Mit dem Schoko-Eis in der Hand liefen Cas und ich zusammen die Straßen durch Berlin entlang. Wir hatten seit dem Vorfall nur wenige Worte miteinander gewechselt. Die Straßen waren vollgestopft mit Menschen, die es viel zu eilig hatten, um das schöne Wetter zu geniesen, aber auch ich hatte meine Probleme damit. Mich quälten Fragen, worauf es galt, eine Antwort zu finden und Cas war womöglich diese Antwort.

"Ist es für euch wirklich eine so große Sache, Gefühle zu haben?" Cas neben mir legte den Kopf schief.
"Huh...", gab er von sich.
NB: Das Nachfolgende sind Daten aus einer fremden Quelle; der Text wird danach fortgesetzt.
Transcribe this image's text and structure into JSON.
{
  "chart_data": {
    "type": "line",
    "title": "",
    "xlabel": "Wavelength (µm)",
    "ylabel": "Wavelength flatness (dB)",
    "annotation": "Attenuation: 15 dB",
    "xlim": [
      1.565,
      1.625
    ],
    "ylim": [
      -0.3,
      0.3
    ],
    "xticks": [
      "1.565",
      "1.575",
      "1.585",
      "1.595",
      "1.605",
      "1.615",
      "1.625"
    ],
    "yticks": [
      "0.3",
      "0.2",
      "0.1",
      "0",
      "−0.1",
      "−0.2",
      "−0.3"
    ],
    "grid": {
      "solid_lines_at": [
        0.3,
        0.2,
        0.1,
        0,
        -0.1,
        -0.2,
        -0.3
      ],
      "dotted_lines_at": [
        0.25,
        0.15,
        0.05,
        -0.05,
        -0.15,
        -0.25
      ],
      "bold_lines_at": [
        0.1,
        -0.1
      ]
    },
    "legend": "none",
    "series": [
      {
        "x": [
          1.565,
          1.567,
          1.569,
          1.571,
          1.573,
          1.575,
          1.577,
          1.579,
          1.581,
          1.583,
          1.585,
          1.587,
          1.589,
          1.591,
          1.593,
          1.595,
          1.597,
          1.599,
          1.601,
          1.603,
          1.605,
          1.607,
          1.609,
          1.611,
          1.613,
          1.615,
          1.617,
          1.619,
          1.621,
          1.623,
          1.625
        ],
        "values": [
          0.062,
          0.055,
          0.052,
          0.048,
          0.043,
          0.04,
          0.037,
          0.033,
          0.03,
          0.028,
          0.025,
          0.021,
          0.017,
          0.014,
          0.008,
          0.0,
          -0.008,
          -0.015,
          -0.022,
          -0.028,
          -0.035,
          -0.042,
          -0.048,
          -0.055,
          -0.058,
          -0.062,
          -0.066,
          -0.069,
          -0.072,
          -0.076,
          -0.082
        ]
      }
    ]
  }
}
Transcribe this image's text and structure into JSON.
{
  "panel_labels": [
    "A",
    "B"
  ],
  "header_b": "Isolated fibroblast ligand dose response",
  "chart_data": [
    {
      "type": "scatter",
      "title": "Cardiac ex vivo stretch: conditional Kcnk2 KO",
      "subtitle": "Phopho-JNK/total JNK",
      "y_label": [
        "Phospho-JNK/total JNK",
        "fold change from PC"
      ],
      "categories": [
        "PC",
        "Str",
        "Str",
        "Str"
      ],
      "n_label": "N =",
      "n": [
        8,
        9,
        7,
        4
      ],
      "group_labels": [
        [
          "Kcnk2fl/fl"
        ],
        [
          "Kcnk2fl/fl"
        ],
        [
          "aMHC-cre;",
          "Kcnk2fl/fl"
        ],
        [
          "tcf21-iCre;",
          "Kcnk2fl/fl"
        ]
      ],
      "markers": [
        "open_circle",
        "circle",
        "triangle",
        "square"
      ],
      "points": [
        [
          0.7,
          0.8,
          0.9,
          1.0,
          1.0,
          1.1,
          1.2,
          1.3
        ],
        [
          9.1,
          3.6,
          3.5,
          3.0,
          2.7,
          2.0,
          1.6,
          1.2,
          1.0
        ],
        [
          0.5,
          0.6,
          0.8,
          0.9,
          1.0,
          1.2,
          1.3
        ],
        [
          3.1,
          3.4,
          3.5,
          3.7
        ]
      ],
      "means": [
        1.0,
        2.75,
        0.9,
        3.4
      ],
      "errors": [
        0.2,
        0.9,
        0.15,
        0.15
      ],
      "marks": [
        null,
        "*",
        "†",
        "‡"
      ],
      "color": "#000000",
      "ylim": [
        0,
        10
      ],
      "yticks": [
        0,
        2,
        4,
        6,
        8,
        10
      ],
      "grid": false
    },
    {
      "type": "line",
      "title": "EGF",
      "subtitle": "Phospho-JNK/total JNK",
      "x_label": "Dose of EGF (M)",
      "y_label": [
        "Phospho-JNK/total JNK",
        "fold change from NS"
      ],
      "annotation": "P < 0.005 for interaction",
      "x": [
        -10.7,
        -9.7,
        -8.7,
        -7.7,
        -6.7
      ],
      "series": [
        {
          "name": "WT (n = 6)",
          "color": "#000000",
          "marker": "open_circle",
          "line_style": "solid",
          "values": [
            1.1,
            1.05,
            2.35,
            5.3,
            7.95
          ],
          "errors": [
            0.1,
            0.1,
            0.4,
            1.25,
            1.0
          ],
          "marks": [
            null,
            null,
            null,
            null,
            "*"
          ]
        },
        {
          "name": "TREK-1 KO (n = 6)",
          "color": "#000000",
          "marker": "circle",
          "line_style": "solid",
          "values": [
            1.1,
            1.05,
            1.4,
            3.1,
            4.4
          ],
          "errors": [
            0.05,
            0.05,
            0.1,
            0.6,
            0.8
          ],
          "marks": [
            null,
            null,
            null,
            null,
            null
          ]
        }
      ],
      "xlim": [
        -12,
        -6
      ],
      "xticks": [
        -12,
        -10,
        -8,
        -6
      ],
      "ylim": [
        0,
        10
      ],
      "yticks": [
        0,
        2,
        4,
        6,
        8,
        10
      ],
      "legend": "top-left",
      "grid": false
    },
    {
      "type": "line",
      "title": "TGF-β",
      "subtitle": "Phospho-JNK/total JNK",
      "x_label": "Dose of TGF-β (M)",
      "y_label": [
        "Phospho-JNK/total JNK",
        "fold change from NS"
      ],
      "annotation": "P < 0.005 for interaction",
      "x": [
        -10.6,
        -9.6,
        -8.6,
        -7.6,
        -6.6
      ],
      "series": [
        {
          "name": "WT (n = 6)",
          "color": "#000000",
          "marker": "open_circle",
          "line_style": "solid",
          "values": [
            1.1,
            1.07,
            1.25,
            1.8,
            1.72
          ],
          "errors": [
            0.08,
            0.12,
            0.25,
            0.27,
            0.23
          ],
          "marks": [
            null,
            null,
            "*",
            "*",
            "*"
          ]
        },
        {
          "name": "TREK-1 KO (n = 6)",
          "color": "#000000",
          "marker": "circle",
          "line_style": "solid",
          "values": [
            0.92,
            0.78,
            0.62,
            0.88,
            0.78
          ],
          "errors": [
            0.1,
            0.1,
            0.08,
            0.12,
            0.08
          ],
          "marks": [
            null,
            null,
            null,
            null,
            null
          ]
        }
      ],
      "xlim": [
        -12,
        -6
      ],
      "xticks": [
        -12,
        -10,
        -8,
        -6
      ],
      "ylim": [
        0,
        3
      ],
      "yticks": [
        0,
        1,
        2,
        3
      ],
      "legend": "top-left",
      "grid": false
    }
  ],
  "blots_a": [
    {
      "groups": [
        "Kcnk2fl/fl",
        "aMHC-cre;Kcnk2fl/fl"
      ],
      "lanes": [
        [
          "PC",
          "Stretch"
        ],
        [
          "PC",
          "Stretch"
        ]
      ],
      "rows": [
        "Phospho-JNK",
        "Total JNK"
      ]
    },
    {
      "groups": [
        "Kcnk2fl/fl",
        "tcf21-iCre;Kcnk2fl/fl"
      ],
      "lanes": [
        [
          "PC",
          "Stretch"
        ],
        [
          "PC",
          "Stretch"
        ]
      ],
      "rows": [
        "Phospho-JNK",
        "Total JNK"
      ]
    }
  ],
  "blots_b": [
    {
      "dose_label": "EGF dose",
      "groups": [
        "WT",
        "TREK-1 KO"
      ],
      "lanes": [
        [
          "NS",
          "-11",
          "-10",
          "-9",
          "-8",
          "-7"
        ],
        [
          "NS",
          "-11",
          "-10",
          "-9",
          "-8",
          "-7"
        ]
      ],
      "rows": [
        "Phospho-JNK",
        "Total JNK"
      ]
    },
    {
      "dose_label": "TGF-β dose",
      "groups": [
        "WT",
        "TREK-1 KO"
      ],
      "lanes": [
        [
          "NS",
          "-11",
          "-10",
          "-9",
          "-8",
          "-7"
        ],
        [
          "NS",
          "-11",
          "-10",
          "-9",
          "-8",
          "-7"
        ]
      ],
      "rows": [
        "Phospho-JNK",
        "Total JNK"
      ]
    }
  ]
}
Ich sagte nichts und sah ihn weiter fragend an, bis er nach einigen Sekunden wieder anfing zu sprechen.
"...So genau kann ich dir das nicht erklären. Es ist ein Befehl des Himmels. Vielleicht ist es auch gar nicht das Problem, Gefühle zu haben. Ich denke, diese zu zeigen, spielt eine größere Rolle... Und natürlich an wen die Gefühle gehen. Einige von uns halten euch immer noch für mickrige schwache Primaten,... uhm... haarlose Affen." Bei dem letzten Teil des Satzes runzelte ich die Stirn und zog beleidigt eine Augenbraue nach oben.

Haarlose Affen. Wie nett.

Wir waren schon eine Weile unterwegs und langsam taten mir die Füße weh. Ich sah mich um und entdeckte etwas abseits auf einer kleinen Wiese eine Parkbank. Ich griff ohne zu überlegen nach Castiel's Hand und zog ihn hinter mich her zu der Sitzgelegenheit. Als Cas mich nur fragend ansah, kratzte ich mir mit der anderen Hand verlegen meinen Hinterkopf. Ich spürte, wie meine Wangen leicht brannten. Das könnte daran liegen, dass ich seine Hand immer noch in meiner hatte. Es fühlte sich aber einfach zu gut an, um sie loszulassen.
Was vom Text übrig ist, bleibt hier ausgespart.